South East Europe faces tough road to recovery, says World Bank

19 Dec 12
South East European countries risk becoming stuck in long-term austerity, low growth and high debt unless they redouble their efforts to speed up fiscal and structural reforms, the World Bank has warned.

By Nick Mann | 19 December 2012

South East European countries risk becoming stuck in long-term austerity, low growth and high debt unless they redouble their efforts to speed up fiscal and structural reforms, the World Bank has warned.

In its latest Regular economic report on the region, the Bank forecasts the combined gross domestic product of the six countries that make up the South East European group will fall by 0.6% this year, with Serbia, which makes up half the economic activity in the region, shrinking by 2%.

Along with the other countries in the group - Albania, Bosnia & Herzegovina, Kosovo, FYR Macedonia and Montenegro – Serbia is expected to see a return to growth next year, as its GDP increases by 2%. This will help the group as a whole to post economic growth of 1.6% in 2013, the Bank predicted.

However, it also highlighted ‘formidable’ risks to this outlook, including the potential impact of the US ‘fiscal cliff’, the uncertain recovery of the eurozone and high commodity prices. Households also face the risk of a new food price shock, which could increase poverty and put pressure on the middle class.

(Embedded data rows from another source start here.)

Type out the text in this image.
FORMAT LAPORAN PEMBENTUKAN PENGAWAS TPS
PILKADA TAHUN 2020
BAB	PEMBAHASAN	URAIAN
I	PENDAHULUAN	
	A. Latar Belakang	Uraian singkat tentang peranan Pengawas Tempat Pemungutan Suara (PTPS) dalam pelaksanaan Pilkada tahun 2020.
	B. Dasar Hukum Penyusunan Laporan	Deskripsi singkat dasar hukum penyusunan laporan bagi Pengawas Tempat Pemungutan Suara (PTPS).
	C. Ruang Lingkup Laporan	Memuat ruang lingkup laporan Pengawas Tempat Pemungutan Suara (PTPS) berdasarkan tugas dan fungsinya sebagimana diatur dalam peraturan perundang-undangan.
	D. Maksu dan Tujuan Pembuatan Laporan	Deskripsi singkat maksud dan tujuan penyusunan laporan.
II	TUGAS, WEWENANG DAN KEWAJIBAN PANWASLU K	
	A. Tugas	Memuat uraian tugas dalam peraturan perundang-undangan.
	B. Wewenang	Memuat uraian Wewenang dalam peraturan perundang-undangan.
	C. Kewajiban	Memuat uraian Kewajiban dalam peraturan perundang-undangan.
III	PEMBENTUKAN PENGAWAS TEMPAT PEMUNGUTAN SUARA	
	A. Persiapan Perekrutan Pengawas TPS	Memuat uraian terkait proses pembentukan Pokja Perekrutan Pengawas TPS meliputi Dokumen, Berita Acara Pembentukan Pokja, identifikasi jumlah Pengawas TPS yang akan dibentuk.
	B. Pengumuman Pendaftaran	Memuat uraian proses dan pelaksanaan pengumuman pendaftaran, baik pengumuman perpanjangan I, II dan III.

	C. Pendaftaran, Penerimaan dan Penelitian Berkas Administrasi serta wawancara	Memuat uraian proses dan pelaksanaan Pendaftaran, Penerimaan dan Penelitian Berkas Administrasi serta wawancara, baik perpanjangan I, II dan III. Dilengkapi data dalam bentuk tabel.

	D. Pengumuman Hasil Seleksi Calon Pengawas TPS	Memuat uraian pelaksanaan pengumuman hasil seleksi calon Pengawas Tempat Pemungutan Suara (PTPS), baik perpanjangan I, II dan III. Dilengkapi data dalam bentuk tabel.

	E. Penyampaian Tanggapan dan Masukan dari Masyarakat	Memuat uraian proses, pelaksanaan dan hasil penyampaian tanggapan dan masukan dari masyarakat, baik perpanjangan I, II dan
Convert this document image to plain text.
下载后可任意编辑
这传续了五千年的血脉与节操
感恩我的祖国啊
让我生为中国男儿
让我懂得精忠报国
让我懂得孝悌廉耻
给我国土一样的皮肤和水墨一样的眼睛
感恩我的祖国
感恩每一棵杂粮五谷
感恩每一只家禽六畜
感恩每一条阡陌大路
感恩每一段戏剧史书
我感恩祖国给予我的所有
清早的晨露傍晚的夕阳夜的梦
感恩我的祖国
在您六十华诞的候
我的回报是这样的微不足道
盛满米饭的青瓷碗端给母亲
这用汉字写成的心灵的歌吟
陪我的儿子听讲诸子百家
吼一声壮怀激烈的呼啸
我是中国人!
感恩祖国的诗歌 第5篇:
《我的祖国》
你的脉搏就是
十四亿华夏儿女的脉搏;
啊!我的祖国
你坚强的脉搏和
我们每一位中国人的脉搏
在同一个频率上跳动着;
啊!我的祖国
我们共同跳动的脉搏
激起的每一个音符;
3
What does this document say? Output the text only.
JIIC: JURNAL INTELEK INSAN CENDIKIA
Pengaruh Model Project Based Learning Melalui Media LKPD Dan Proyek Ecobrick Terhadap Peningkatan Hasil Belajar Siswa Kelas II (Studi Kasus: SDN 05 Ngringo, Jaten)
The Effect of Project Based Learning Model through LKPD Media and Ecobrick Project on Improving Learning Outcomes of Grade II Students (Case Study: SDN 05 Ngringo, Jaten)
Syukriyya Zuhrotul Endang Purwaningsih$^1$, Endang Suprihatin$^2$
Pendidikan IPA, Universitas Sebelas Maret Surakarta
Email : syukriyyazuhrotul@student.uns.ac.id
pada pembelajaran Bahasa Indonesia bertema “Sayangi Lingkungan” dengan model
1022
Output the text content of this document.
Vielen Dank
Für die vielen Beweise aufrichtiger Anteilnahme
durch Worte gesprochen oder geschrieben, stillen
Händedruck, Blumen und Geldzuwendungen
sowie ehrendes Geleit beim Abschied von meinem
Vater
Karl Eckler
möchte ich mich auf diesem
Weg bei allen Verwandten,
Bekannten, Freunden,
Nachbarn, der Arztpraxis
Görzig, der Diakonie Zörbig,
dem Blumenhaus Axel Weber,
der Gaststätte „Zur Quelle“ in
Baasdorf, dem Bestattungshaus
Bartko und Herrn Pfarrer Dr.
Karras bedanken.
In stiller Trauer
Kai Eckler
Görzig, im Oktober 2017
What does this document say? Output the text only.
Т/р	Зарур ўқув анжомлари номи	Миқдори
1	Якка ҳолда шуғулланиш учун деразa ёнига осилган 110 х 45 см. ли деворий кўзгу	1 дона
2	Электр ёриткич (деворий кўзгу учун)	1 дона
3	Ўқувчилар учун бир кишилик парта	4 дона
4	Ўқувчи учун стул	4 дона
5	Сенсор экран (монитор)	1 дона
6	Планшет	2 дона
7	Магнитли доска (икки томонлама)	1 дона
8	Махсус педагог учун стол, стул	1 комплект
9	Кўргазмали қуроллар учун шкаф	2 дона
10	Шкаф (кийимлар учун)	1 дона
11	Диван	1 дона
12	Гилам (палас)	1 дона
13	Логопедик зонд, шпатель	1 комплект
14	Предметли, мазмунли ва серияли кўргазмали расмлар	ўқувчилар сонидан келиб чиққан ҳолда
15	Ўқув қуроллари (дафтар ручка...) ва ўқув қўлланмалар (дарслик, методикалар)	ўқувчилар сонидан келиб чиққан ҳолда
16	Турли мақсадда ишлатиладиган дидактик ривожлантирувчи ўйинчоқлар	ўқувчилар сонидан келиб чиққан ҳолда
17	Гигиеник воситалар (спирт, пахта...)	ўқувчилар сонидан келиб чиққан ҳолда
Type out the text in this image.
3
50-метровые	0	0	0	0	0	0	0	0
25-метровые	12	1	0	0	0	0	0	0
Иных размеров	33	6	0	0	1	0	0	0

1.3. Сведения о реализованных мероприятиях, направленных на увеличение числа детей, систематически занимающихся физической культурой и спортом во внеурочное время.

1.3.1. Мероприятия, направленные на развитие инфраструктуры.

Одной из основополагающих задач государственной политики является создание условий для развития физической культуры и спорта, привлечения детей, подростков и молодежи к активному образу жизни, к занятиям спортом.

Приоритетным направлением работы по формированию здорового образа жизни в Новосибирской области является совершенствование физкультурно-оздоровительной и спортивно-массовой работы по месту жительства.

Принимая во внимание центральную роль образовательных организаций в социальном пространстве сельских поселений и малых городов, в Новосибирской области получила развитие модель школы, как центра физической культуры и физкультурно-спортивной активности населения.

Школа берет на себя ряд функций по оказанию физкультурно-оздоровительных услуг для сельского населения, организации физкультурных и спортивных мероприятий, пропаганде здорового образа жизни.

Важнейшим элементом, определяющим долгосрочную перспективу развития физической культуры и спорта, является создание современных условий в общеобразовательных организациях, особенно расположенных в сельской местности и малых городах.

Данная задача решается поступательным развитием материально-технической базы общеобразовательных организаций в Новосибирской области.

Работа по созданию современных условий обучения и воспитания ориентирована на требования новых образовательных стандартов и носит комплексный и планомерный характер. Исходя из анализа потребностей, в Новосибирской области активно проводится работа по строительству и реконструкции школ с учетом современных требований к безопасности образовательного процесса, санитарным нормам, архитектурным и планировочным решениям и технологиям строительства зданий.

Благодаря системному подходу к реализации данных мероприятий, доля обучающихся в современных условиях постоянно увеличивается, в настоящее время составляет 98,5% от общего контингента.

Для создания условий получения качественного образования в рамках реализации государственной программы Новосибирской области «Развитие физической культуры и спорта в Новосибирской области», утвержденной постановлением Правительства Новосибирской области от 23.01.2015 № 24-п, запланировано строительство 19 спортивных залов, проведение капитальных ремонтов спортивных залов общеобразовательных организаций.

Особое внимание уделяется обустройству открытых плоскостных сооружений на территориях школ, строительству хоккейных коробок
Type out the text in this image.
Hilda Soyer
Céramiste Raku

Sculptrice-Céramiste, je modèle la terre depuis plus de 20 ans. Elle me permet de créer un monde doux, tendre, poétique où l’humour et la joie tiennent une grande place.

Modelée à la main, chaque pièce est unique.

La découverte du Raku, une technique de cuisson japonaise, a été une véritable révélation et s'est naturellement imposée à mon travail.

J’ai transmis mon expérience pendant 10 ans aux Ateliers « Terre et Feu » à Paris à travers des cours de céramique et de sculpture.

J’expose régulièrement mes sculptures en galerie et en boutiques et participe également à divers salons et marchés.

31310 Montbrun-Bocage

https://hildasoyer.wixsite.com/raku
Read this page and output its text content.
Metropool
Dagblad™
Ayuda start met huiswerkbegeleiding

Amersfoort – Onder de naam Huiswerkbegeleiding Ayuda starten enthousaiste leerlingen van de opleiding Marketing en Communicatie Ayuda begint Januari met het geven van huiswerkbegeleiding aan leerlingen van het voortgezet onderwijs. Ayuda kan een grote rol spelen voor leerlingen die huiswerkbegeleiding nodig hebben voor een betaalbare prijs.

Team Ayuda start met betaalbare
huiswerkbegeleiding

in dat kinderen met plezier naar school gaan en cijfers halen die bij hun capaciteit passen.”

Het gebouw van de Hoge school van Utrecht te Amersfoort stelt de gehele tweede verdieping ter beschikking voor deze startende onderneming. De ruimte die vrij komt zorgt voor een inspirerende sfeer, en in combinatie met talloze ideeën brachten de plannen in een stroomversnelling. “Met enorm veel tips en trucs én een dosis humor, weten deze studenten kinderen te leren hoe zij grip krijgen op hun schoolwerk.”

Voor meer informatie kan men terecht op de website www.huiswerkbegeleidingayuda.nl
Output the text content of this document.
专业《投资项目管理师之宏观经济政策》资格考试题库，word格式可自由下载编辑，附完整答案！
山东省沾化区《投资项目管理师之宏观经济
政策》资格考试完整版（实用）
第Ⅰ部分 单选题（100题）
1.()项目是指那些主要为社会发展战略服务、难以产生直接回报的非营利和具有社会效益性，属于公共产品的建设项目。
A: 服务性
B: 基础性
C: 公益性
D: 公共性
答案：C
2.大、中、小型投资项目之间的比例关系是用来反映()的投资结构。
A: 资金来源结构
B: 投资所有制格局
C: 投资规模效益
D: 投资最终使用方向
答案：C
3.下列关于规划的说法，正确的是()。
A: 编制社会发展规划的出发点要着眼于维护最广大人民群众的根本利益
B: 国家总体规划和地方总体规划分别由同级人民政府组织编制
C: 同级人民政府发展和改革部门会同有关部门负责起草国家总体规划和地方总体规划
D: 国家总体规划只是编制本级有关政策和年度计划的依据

Željko Bogetić, World Bank lead economist and coordinator for economic policy for the Western Balkans, said:‘In this fragile environment, Western Balkan governments need to pursue reforms that make a difference for long-term growth and jobs.

 ‘What is needed first and foremost is more intensive policy reform to reduce public debt and accelerate structural reforms, especially in public sector governance, the investment climate, and labour market.’

Serbia, Albania and Montenegro in particular are urged to persevere in reducing their fiscal deficit and bringing down debt, but at the same time improve the investment climate and reform their labour markets and the public sector.

‘If such accelerated reforms materialise, external support – well-coordinated and targeting the region as a whole, not just individual countries – from the EU and global international financial institutions could help ease the transition to a more sustained growth in medium term,’ the report added.